Home Computer What is a Virtual Private Network (VPN)? How it works

What is a Virtual Private Network (VPN)? How it works

 

Virtual Private Networks (VPNs) allow the provision of private network services to an organization or organizations on a shared infrastructure. VPN Backbone is a shared service provider backbone network. It is used to transport traffic for multiple VPNs, as well as possibly non-VPN traffic.
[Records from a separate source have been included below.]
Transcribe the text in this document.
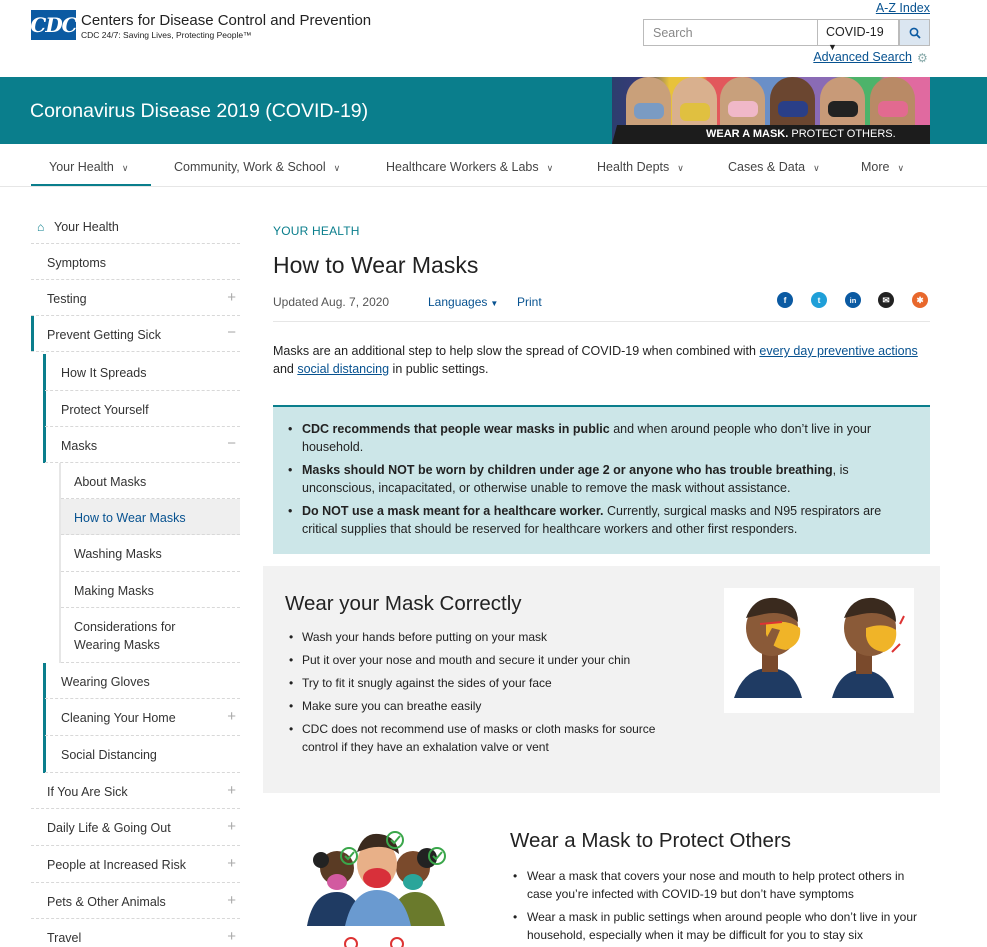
CDC Centers for Disease Control and Prevention
CDC 24/7: Saving Lives, Protecting People™
A-Z Index
Search	COVID-19 ▼
Advanced Search ⚙
Coronavirus Disease 2019 (COVID-19)
WEAR A MASK. PROTECT OTHERS.
Your Health ∨	Community, Work & School ∨	Healthcare Workers & Labs ∨	Health Depts ∨	Cases & Data ∨	More ∨
⌂ Your Health
Symptoms
Testing	+
Prevent Getting Sick	−
How It Spreads
Protect Yourself
Masks	−
About Masks
How to Wear Masks
Washing Masks
Making Masks
Considerations for
Wearing Masks
Wearing Gloves
Cleaning Your Home	+
Social Distancing
If You Are Sick	+
Daily Life & Going Out	+
People at Increased Risk	+
Pets & Other Animals	+
Travel	+
YOUR HEALTH
How to Wear Masks
Updated Aug. 7, 2020	Languages ▼ Print	f	t	in	✉	✱
Masks are an additional step to help slow the spread of COVID-19 when combined with every day preventive actions and social distancing in public settings.
• CDC recommends that people wear masks in public and when around people who don’t live in your household.
• Masks should NOT be worn by children under age 2 or anyone who has trouble breathing, is unconscious, incapacitated, or otherwise unable to remove the mask without assistance.
• Do NOT use a mask meant for a healthcare worker. Currently, surgical masks and N95 respirators are critical supplies that should be reserved for healthcare workers and other first responders.
Wear your Mask Correctly
• Wash your hands before putting on your mask
• Put it over your nose and mouth and secure it under your chin
• Try to fit it snugly against the sides of your face
• Make sure you can breathe easily
• CDC does not recommend use of masks or cloth masks for source control if they have an exhalation valve or vent
Wear a Mask to Protect Others
• Wear a mask that covers your nose and mouth to help protect others in case you’re infected with COVID-19 but don’t have symptoms
• Wear a mask in public settings when around people who don’t live in your household, especially when it may be difficult for you to stay six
Over the last few years, IP and IP / Multi-Protocol Label Switching (MPLS) based VPNs have become increasingly popular. However, VPNs provided using technologies such as frame relay and asynchronous transfer mode (ATM) virtual circuit (VC) have long been available.

WAN – Limitations

Until yesterday, reliable communication meant the use of leased lines to maintain a wide area network. Leased lines from Integrated Services Digital Services to Optical Carrier 3 Fiber provide the company with a way to expand their private network beyond their immediate physical area. When it comes to security, performance, reliability, WAN has obvious advantages over public networks. However, maintaining a WAN is expensive.

Intranet

As the net popularity grows, businesses have resorted to expanding their own networks. It started with intranets, then VPN. The latter was to connect distant employees with the office.

VPN defined

A typical VPN can have a main LAN at the company’s corporate headquarters, remote facilities or other LANs in the office and individuals connecting from outside the field.

Also, a VPN is a private network that uses a public network to link to remote sites or users. Instead of using a dedicated, real-world connection, for example, a leased line VPN uses a remote employee from the company’s private network or a ‘virtual’ connection routed to the site via the Internet.

Types of VPNs

We have two types of VPN –

Remote access – Also known as a virtual dial-up network, this is a user-to-LAN connection used by the company with employees who need to connect to a private network from a remote location. Typically, a corporation wishing to set up a large remote access VPN provides its users with some type of Internet dial-up account using an Internet service provider. Then, telecommuters can dial 1-800 to access the Internet using their VPN client software to access the corporate network. An excellent example of a company that needs a VPN for a company with countless field salespeople. Remote-access VPNs allow remote users through encrypted, secure connections between the company’s own networks and third-party service providers.

Site to site – Using dedicated tools and large-scale encryption, the company can connect multiple fixed sites on the public network. Each site requires only a local connection with the same public network. Thus they save money on a long private lease line. The site for VPN can, in turn, be grouped into extranets or intranets. When a VPN is created to connect a company with its partner or customer, it is called Extranet VPN. A site-to-site VPN built between the offices of the same company is called an intranet VPN.

A well-designed way can have a positive impact on a company

  • Regional connectivity areas;
  • Reduction in operating costs;
  • Reduction of transport time;
  • Increase productivity;
  • Simplify network topology;
  • Provide opportunities for global networking;
  • Provide telecommunication support;
  • More ROI than WAN.

Features of a well-designed VPN network

  • Security;
  • Reliability;
  • Scalability;
  • Policy management;
  • Network management.

VPN technologies

Above all, VPN uses a variety of methods to secure connections and data

  • Data Privacy – Because your private data travels over the public network, data encryption ensures data privacy.
  • Data Integrity – It is important to check whether the data has changed during transit.